To make a good documentary, you need to have a good subject.

To make a good documentary, you need to have a good subject. But more important, you have to be lucky. When Alison Klayman filmed her Ai Weiwei: Never Sorry, seen here in 2012, it was still fairly shocking that the Chinese activist and artist would be kidnapped and detained by his government for 81 days. She got to cover the period of his peak outspokenness (at home) and acclaim (abroad). Then came the cataclysm of his arrest—not something she wished, but a dramatic ending to her film.

Now Andreas Johnsen picks up the story, following Ai’s June 2011 release, and luck is not on his side. Limbo is where Ai presently resides, and it is not an interesting place. He emerges from incarceration discreet and abashed, if not quite muzzled. Under house arrest, he can’t travel. He can’t speak freely with the press. His art can only be seen abroad. He’s got his toddler son and business (called Fake Design) to protect, with employees on his payroll.
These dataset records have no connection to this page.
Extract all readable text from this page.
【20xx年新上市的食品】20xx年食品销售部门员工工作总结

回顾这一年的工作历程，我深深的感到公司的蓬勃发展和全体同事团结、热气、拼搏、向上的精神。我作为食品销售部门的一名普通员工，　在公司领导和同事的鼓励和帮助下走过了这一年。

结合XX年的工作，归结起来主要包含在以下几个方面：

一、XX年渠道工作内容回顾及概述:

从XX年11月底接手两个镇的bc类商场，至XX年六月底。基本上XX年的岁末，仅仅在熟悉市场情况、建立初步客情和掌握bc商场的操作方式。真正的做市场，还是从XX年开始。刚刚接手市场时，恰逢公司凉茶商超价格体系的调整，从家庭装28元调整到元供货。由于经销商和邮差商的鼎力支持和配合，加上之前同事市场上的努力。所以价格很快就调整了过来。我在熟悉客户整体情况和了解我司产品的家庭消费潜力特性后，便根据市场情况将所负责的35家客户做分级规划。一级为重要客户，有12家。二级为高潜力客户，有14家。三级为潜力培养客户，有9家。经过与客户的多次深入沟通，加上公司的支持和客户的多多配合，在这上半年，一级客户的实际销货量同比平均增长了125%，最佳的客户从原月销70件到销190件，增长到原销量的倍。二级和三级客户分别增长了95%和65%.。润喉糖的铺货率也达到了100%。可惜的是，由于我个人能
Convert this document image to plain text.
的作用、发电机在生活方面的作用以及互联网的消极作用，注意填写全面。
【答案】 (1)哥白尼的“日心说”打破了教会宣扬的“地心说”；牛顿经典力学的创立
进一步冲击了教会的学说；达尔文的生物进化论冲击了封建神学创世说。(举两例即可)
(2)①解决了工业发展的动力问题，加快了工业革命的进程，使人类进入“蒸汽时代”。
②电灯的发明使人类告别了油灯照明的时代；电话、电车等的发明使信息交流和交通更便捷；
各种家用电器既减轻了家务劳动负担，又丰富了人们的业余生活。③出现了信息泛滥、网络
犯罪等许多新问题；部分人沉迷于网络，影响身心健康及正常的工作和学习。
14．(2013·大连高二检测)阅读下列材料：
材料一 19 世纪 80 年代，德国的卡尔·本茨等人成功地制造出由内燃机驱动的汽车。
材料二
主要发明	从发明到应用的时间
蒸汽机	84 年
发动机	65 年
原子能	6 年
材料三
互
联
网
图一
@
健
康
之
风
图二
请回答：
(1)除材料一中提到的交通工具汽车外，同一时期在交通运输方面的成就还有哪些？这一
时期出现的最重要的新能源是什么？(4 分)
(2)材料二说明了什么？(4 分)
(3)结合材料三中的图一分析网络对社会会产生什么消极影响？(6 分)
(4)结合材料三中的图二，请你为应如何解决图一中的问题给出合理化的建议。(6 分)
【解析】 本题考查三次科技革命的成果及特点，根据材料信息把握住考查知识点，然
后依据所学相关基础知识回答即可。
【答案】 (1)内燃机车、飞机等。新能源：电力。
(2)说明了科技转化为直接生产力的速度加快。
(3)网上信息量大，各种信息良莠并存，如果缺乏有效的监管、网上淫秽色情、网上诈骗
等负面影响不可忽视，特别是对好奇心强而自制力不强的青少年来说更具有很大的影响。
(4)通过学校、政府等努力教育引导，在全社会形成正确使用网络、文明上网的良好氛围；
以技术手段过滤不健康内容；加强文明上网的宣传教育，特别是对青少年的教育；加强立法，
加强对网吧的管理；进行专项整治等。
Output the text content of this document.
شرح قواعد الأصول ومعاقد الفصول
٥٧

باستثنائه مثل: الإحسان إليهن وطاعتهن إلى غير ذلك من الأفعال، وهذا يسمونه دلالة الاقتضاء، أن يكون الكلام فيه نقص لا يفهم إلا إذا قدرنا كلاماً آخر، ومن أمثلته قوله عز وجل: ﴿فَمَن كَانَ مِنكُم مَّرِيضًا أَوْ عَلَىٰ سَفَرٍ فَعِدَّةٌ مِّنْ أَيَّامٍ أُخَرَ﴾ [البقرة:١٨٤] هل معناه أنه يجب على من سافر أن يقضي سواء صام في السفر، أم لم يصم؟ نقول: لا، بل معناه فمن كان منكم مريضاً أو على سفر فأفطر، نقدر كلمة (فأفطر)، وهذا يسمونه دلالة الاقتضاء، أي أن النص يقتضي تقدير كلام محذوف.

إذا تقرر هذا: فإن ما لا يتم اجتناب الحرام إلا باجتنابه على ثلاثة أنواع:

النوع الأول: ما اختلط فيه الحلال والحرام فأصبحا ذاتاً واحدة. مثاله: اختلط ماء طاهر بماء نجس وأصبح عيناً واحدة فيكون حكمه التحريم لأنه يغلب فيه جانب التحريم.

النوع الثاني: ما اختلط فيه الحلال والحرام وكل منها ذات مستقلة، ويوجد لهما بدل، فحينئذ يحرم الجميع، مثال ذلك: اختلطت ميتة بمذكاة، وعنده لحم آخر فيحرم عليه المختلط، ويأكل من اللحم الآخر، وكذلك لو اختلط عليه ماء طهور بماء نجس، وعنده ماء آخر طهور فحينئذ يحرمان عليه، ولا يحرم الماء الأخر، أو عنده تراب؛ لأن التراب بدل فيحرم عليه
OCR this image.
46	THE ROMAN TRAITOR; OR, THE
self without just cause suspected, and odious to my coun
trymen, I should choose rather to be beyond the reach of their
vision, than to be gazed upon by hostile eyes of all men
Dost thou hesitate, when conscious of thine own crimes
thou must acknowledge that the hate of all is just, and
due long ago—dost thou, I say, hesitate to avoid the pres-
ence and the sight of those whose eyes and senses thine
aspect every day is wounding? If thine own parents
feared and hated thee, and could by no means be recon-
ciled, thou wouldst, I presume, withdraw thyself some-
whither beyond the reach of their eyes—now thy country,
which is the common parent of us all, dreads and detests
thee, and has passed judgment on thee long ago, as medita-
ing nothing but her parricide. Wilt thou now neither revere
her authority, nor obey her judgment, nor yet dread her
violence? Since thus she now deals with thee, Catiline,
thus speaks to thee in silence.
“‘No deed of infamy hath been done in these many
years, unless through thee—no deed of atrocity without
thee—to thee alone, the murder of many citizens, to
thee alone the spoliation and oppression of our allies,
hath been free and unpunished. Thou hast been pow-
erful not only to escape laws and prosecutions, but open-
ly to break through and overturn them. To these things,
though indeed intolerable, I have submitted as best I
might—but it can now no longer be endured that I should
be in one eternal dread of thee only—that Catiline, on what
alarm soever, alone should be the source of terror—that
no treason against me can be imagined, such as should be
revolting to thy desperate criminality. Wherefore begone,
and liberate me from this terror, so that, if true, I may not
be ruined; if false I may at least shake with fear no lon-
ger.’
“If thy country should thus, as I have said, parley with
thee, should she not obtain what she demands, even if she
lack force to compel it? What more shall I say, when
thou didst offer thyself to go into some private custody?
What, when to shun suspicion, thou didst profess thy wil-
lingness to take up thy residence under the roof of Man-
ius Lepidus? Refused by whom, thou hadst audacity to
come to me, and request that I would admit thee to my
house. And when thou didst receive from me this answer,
By Chinese standards, he’s rich and famous—even if his name is scrupulously censored on Baidu, the state-controlled Internet search engine. And he is, now age 56, more cautious. If the government has accused Ai and Fake of tax evasion, his defense requires lawyers, money, and the tongue-biting that make it near-impossible to create art.

Yet create Ai does. We see the genus of his S.A.C.R.E.D., six boxed, half-scale dioramas of his prison experiences, currently on view in New York. (The Times’ Roberta Smith calls it “perhaps the best work of art Mr. Ai has yet made.”) He films everything, constantly monitors his own press, lives a kind of 24/7 performance-art existence, since the government is monitoring his every movement and Tweet. “I have no secrets,” he sighs—how unlike Picasso or Warhol before him. In a real sense, as with Klayman’s film, he’s orchestrating Johnsen’s documentary efforts, revealing what he wants, controlling the terms of access. In a recent interview, Johnsen said that Ai initially rejected him, saying, “Everybody wants to make a film with me—Hollywood, Europe, everybody. I have no time.” But in the end Ai, so media-savvy and active on Twitter, consented to eight visits over four years from the Danish director.

If this documentary, mainly a portrait of endurance, isn’t so scintillating, you can bet another enterprising Western filmmaker is already working with Ai on the next chapter of his remarkable life.

Runs Fri., June 27–Thurs., July 3 at Northwest Film Forum. Not rated. 86 minutes.